Custom Jeans: part one

Jeans. The perfect jeans are everyone's dream, right? I wear jeans more or less every day now that I work at home and having just two pairs is pushing even my limits for clean laundry. It's time. I am making my own jeans patterns. My plan is to draft a pair of skinny jeans, and a straight-legged boyfriend fit pair. Basically I will be improving on the two pairs of jeans that I currently own and like. 

Two years ago I thought I'd found the Holy Grail of skinny jeans. A very old/trusted/popular American jeans company started making a bicycle commuting jeans line for women. (For women!) The jeans have reinforced inseams, the exact right amount of stretch, amazing fabric recovery (they don't stretch out and stay stretched), a higher rise in the back to cover your assets (no whale tail!), and they are drafted for ladies with muscles. Holy. Grail. Holy freaking Grail.

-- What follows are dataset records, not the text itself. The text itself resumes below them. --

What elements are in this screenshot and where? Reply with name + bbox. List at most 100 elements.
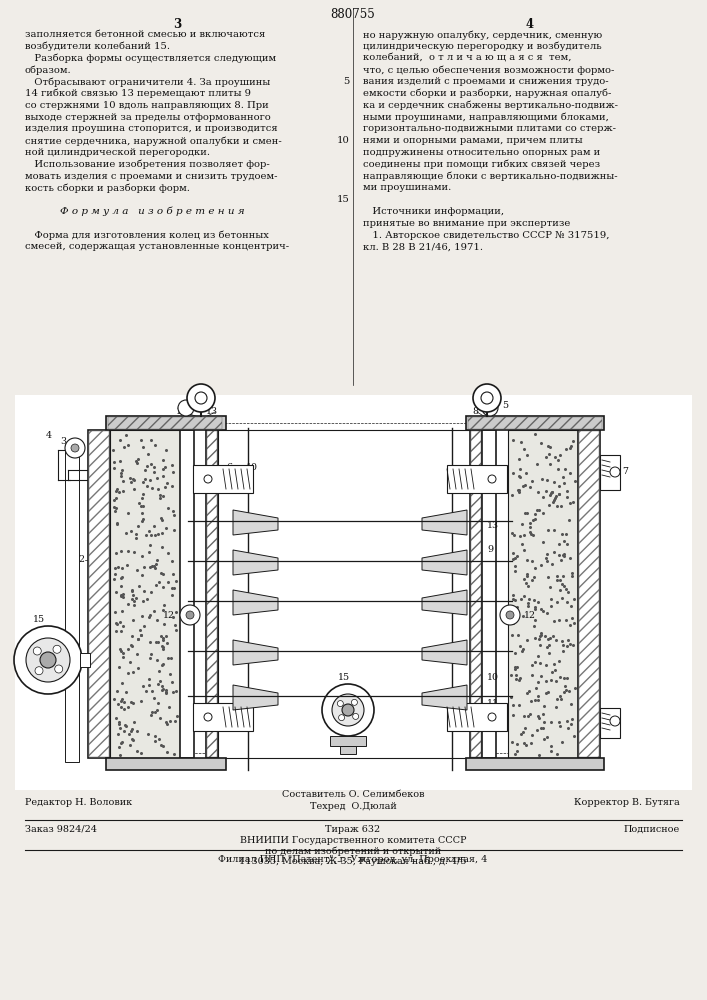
Bar: [579, 431, 599, 757]
Text: цилиндрическую перегородку и возбудитель: цилиндрическую перегородку и возбудитель: [363, 42, 602, 51]
Text: образом.: образом.: [25, 65, 71, 75]
Circle shape: [351, 699, 358, 705]
Text: снятие сердечника, наружной опалубки и смен-: снятие сердечника, наружной опалубки и с…: [25, 136, 282, 146]
Text: 1. Авторское свидетельство СССР № 317519,: 1. Авторское свидетельство СССР № 317519…: [363, 231, 609, 240]
Circle shape: [473, 384, 501, 412]
Bar: [110, 430, 180, 758]
Text: 12: 12: [163, 610, 175, 619]
Circle shape: [187, 384, 215, 412]
Text: 113035, Москва, Ж-35, Раушская наб., д. 4/5: 113035, Москва, Ж-35, Раушская наб., д. …: [239, 856, 467, 865]
Bar: [106, 416, 226, 430]
Text: 9: 9: [487, 546, 493, 554]
Text: ка и сердечник снабжены вертикально-подвиж-: ка и сердечник снабжены вертикально-подв…: [363, 101, 618, 110]
Circle shape: [186, 611, 194, 619]
Circle shape: [332, 694, 364, 726]
Bar: [15, 395, 692, 790]
Text: 10: 10: [487, 674, 499, 682]
Text: 15: 15: [337, 195, 350, 204]
Bar: [578, 430, 600, 758]
Circle shape: [35, 667, 43, 675]
Circle shape: [506, 611, 514, 619]
Text: 3: 3: [60, 438, 66, 446]
Bar: [466, 416, 604, 430]
Text: кл. В 28 В 21/46, 1971.: кл. В 28 В 21/46, 1971.: [363, 242, 483, 251]
Text: изделия проушина стопорится, и производится: изделия проушина стопорится, и производи…: [25, 124, 278, 133]
Text: мовать изделия с проемами и снизить трудоем-: мовать изделия с проемами и снизить труд…: [25, 172, 278, 181]
Text: емкости сборки и разборки, наружная опалуб-: емкости сборки и разборки, наружная опал…: [363, 89, 612, 99]
Polygon shape: [233, 640, 278, 665]
Text: Корректор В. Бутяга: Корректор В. Бутяга: [574, 798, 680, 807]
Text: 15: 15: [338, 674, 350, 682]
Circle shape: [180, 605, 200, 625]
Text: со стержнями 10 вдоль направляющих 8. При: со стержнями 10 вдоль направляющих 8. Пр…: [25, 101, 269, 110]
Bar: [88, 430, 110, 758]
Circle shape: [204, 475, 212, 483]
Bar: [80, 653, 90, 667]
Text: 2: 2: [78, 556, 84, 564]
Text: 7: 7: [622, 468, 628, 477]
Bar: [180, 430, 194, 758]
Bar: [470, 430, 482, 758]
Bar: [218, 430, 482, 758]
Circle shape: [195, 392, 207, 404]
Circle shape: [33, 647, 41, 655]
Bar: [65, 444, 79, 762]
Text: 10: 10: [337, 136, 350, 145]
Circle shape: [71, 444, 79, 452]
Text: Использование изобретения позволяет фор-: Использование изобретения позволяет фор-: [25, 160, 270, 169]
Circle shape: [482, 400, 498, 416]
Circle shape: [500, 605, 520, 625]
Polygon shape: [233, 590, 278, 615]
Circle shape: [610, 716, 620, 726]
Bar: [466, 758, 604, 770]
Circle shape: [610, 467, 620, 477]
Bar: [447, 465, 507, 493]
Text: 4: 4: [526, 18, 534, 31]
Text: подпружинены относительно опорных рам и: подпружинены относительно опорных рам и: [363, 148, 600, 157]
Text: Ф о р м у л а   и з о б р е т е н и я: Ф о р м у л а и з о б р е т е н и я: [60, 207, 245, 217]
Text: ными проушинами, направляющими блоками,: ными проушинами, направляющими блоками,: [363, 113, 609, 122]
Circle shape: [40, 652, 56, 668]
Circle shape: [488, 475, 496, 483]
Bar: [108, 417, 222, 429]
Text: колебаний,  о т л и ч а ю щ а я с я  тем,: колебаний, о т л и ч а ю щ а я с я тем,: [363, 54, 571, 63]
Text: 1: 1: [176, 406, 182, 416]
Text: ной цилиндрической перегородки.: ной цилиндрической перегородки.: [25, 148, 210, 157]
Circle shape: [178, 400, 194, 416]
Text: Отбрасывают ограничители 4. За проушины: Отбрасывают ограничители 4. За проушины: [25, 77, 270, 87]
Circle shape: [481, 392, 493, 404]
Circle shape: [53, 645, 61, 653]
Text: по делам изобретений и открытий: по делам изобретений и открытий: [265, 846, 441, 856]
Text: кость сборки и разборки форм.: кость сборки и разборки форм.: [25, 183, 190, 193]
Bar: [106, 758, 226, 770]
Text: нями и опорными рамами, причем плиты: нями и опорными рамами, причем плиты: [363, 136, 583, 145]
Text: вания изделий с проемами и снижения трудо-: вания изделий с проемами и снижения труд…: [363, 77, 609, 86]
Text: Форма для изготовления колец из бетонных: Форма для изготовления колец из бетонных: [25, 231, 269, 240]
Text: 3: 3: [173, 18, 181, 31]
Text: принятые во внимание при экспертизе: принятые во внимание при экспертизе: [363, 219, 571, 228]
Text: 880755: 880755: [331, 8, 375, 21]
Text: возбудители колебаний 15.: возбудители колебаний 15.: [25, 42, 170, 51]
Text: 5: 5: [502, 400, 508, 410]
Text: 13: 13: [487, 520, 499, 530]
Text: Редактор Н. Воловик: Редактор Н. Воловик: [25, 798, 132, 807]
Bar: [600, 455, 620, 490]
Circle shape: [353, 713, 358, 719]
Polygon shape: [422, 590, 467, 615]
Text: 14 гибкой связью 13 перемещают плиты 9: 14 гибкой связью 13 перемещают плиты 9: [25, 89, 251, 99]
Circle shape: [26, 638, 70, 682]
Text: ВНИИПИ Государственного комитета СССР: ВНИИПИ Государственного комитета СССР: [240, 836, 466, 845]
Polygon shape: [233, 510, 278, 535]
Text: Подписное: Подписное: [624, 825, 680, 834]
Text: 8: 8: [472, 406, 478, 416]
Bar: [471, 431, 481, 757]
Text: Разборка формы осуществляется следующим: Разборка формы осуществляется следующим: [25, 54, 276, 63]
Bar: [482, 430, 496, 758]
Text: ми проушинами.: ми проушинами.: [363, 183, 451, 192]
Text: Техред  О.Дюлай: Техред О.Дюлай: [310, 802, 397, 811]
Circle shape: [488, 713, 496, 721]
Circle shape: [14, 626, 82, 694]
Circle shape: [204, 713, 212, 721]
Bar: [89, 431, 109, 757]
Circle shape: [339, 715, 344, 721]
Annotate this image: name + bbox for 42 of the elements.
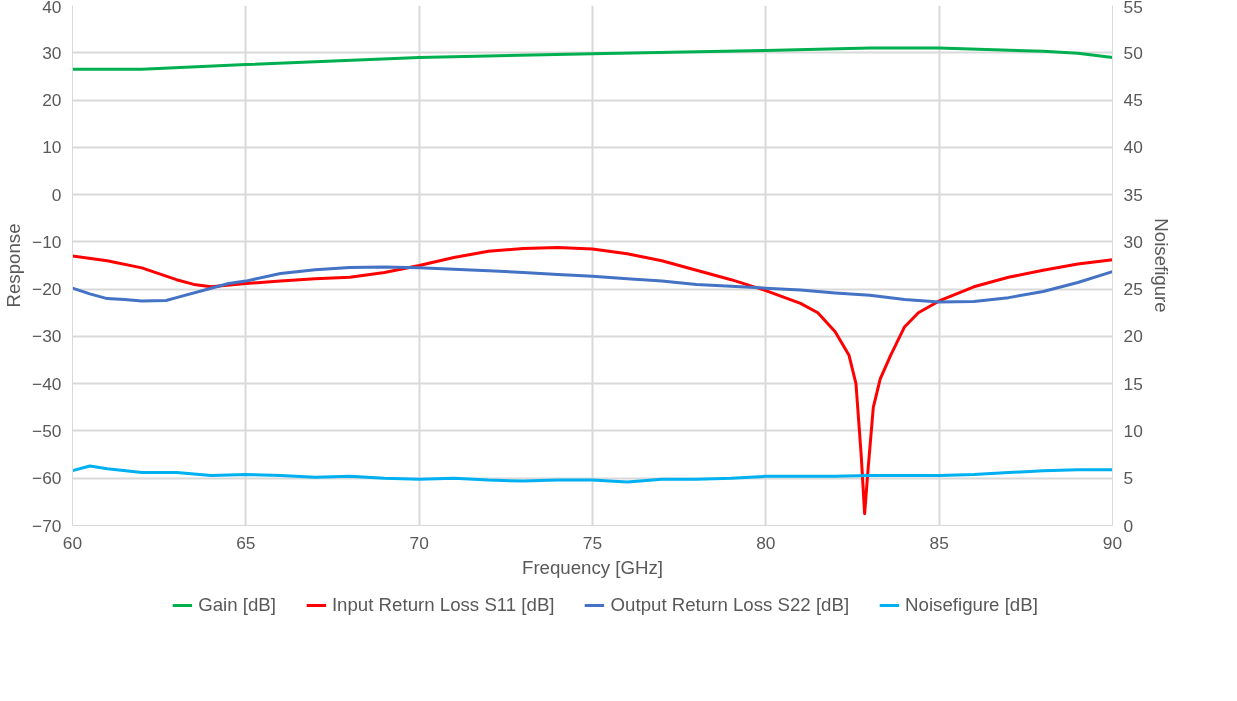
y2-tick-label: 25: [1123, 279, 1143, 300]
y-tick-label: −10: [32, 231, 62, 252]
y-axis-title: Response: [3, 223, 25, 308]
y-tick-label: 40: [42, 0, 62, 17]
y-tick-label: 30: [42, 42, 62, 63]
x-tick-label: 80: [756, 532, 776, 553]
y2-axis-title: Noisefigure: [1150, 218, 1172, 313]
y2-tick-label: 35: [1123, 184, 1143, 205]
line-series: [72, 246, 1113, 516]
line-series: [72, 265, 1113, 304]
y-tick-label: −20: [32, 279, 62, 300]
x-tick-label: 85: [929, 532, 949, 553]
y2-tick-label: 5: [1123, 468, 1134, 489]
y-tick-label: −70: [32, 515, 62, 536]
x-tick-label: 70: [409, 532, 429, 553]
legend-label: Output Return Loss S22 [dB]: [610, 594, 850, 616]
y-tick-label: −60: [32, 468, 62, 489]
y2-tick-label: 30: [1123, 231, 1143, 252]
y2-tick-label: 0: [1123, 515, 1134, 536]
y-tick-label: −50: [32, 420, 62, 441]
y-tick-label: −40: [32, 373, 62, 394]
line-series: [72, 46, 1113, 71]
legend-label: Gain [dB]: [198, 594, 276, 616]
y2-tick-label: 40: [1123, 137, 1143, 158]
x-tick-label: 90: [1102, 532, 1123, 553]
legend-label: Input Return Loss S11 [dB]: [331, 594, 555, 616]
y-tick-label: −30: [32, 326, 62, 347]
y2-tick-label: 50: [1123, 42, 1143, 63]
y-tick-label: 20: [42, 90, 62, 111]
y2-tick-label: 15: [1123, 373, 1143, 394]
y2-tick-label: 10: [1123, 420, 1143, 441]
y-tick-label: 0: [51, 184, 62, 205]
y-tick-label: 10: [42, 137, 62, 158]
y2-tick-label: 45: [1123, 90, 1143, 111]
y2-tick-label: 55: [1123, 0, 1143, 17]
x-tick-label: 75: [582, 532, 603, 553]
x-tick-label: 60: [62, 532, 83, 553]
x-tick-label: 65: [236, 532, 256, 553]
x-axis-title: Frequency [GHz]: [522, 556, 664, 578]
line-series: [72, 464, 1113, 484]
legend-label: Noisefigure [dB]: [905, 594, 1038, 616]
y2-tick-label: 20: [1123, 326, 1143, 347]
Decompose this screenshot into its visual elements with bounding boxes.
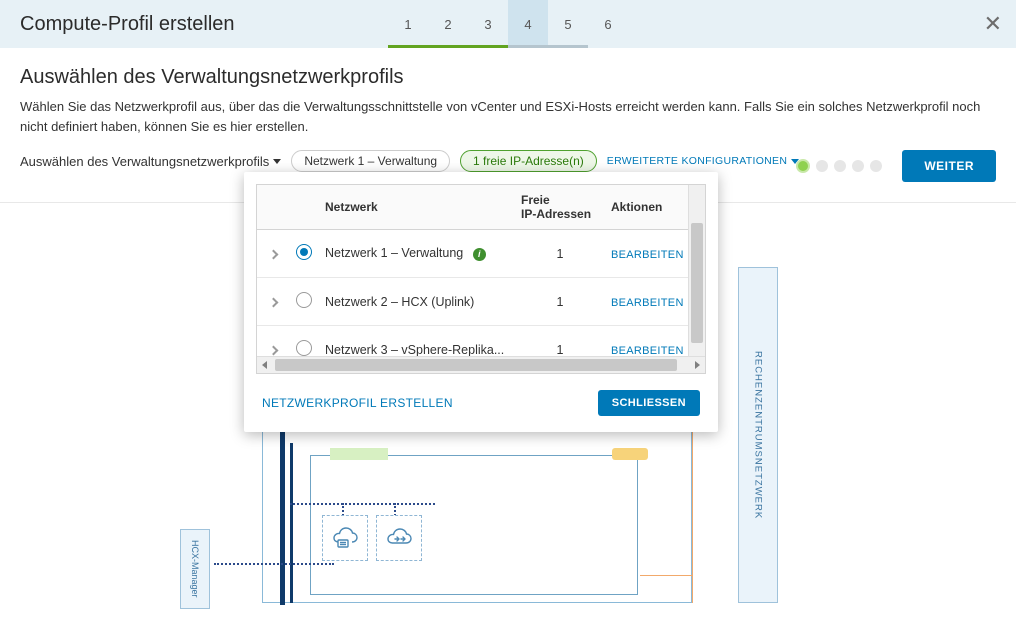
col-network-header[interactable]: Netzwerk <box>319 185 515 230</box>
network-dropdown-panel: Netzwerk Freie IP-Adressen Aktionen Netz… <box>244 172 718 432</box>
create-network-profile-link[interactable]: NETZWERKPROFIL ERSTELLEN <box>262 396 453 410</box>
dot-active <box>796 159 810 173</box>
diagram-dotted-line <box>214 563 334 565</box>
free-ip-badge: 1 freie IP-Adresse(n) <box>460 150 597 172</box>
step-label: 1 <box>404 17 411 32</box>
diagram-blue-bar <box>290 443 293 603</box>
advanced-config-label: ERWEITERTE KONFIGURATIONEN <box>607 155 787 167</box>
close-icon[interactable]: ✕ <box>984 13 1002 35</box>
section-title: Auswählen des Verwaltungsnetzwerkprofils <box>20 66 996 89</box>
selected-network-pill[interactable]: Netzwerk 1 – Verwaltung <box>291 150 450 172</box>
diagram-orange-line <box>640 575 692 576</box>
step-3[interactable]: 3 <box>468 0 508 48</box>
close-dropdown-button[interactable]: SCHLIESSEN <box>598 390 700 416</box>
progress-dots <box>796 159 882 173</box>
network-name-cell: Netzwerk 1 – Verwaltung i <box>319 230 515 278</box>
next-button[interactable]: WEITER <box>902 150 996 182</box>
expand-icon[interactable] <box>268 249 278 259</box>
scroll-right-icon[interactable] <box>695 361 700 369</box>
section-description: Wählen Sie das Netzwerkprofil aus, über … <box>20 97 996 136</box>
edit-link[interactable]: BEARBEITEN <box>611 297 684 309</box>
step-label: 4 <box>524 17 531 32</box>
free-ips-cell: 1 <box>515 278 605 326</box>
diagram-dotted-line <box>290 503 435 505</box>
hcx-manager-box: HCX-Manager <box>180 529 210 609</box>
wizard-steps: 1 2 3 4 5 6 <box>388 0 628 48</box>
horizontal-scrollbar[interactable] <box>257 356 705 373</box>
dot <box>816 160 828 172</box>
dropdown-scroll-area: Netzwerk Freie IP-Adressen Aktionen Netz… <box>256 184 706 374</box>
scrollbar-thumb[interactable] <box>691 223 703 343</box>
network-selector-trigger[interactable]: Auswählen des Verwaltungsnetzwerkprofils <box>20 154 281 169</box>
dot <box>834 160 846 172</box>
dot <box>852 160 864 172</box>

Fast forward to last summer when I tried to snag myself a second pair...gone. This very old/trusted/popular American jeans company no longer makes their bicycle commuter line for women. It's just for men now. Because only men ride bicycles? Only men need pants drafted for bodies with muscles? Probably it just wasn't profitable, but damn, I would have purchased every last pair they had. Luckily, I have the skills to circumvent this problem.

For my very own custom I-have-muscles-and-ride-bikes-and-play-soccer-and-like-well-fitting-pants skinny jeans, I started with my knit pant sloper. The knit pant sloper is meant as a block for yoga pants and other leggings, so paired with the right denim, and adjusted properly for stretch it should be a good jumping off point for skinny jeans. 

After a first fitting with a less expensive denim (33% stretch), I made adjustments to the sloper to adjust the center back waist, the back inseam, outseams, rise, back calf width (muscles!), and length. You can see the changes to the back pant sloper in the pic above. 

Once the sloper fit like a glove, I added 1/4" to the sloper width to adjust the basic block to a stable 18% stretch from the stretchy 33% stretch that I used for the fit. From there, I drafted my skinny jeans off the Stable 18% stretch lines, added seam allowances and it's ready to be stitched up. With most garments, you would stitch a muslin, but every denim is so particular in weight, stretch, recovery, that we are sewing a prototype that will hopefully be good enough to wear, or need few enough adjustments that they can be altered in the making to get a perfect fit. Next up: construction!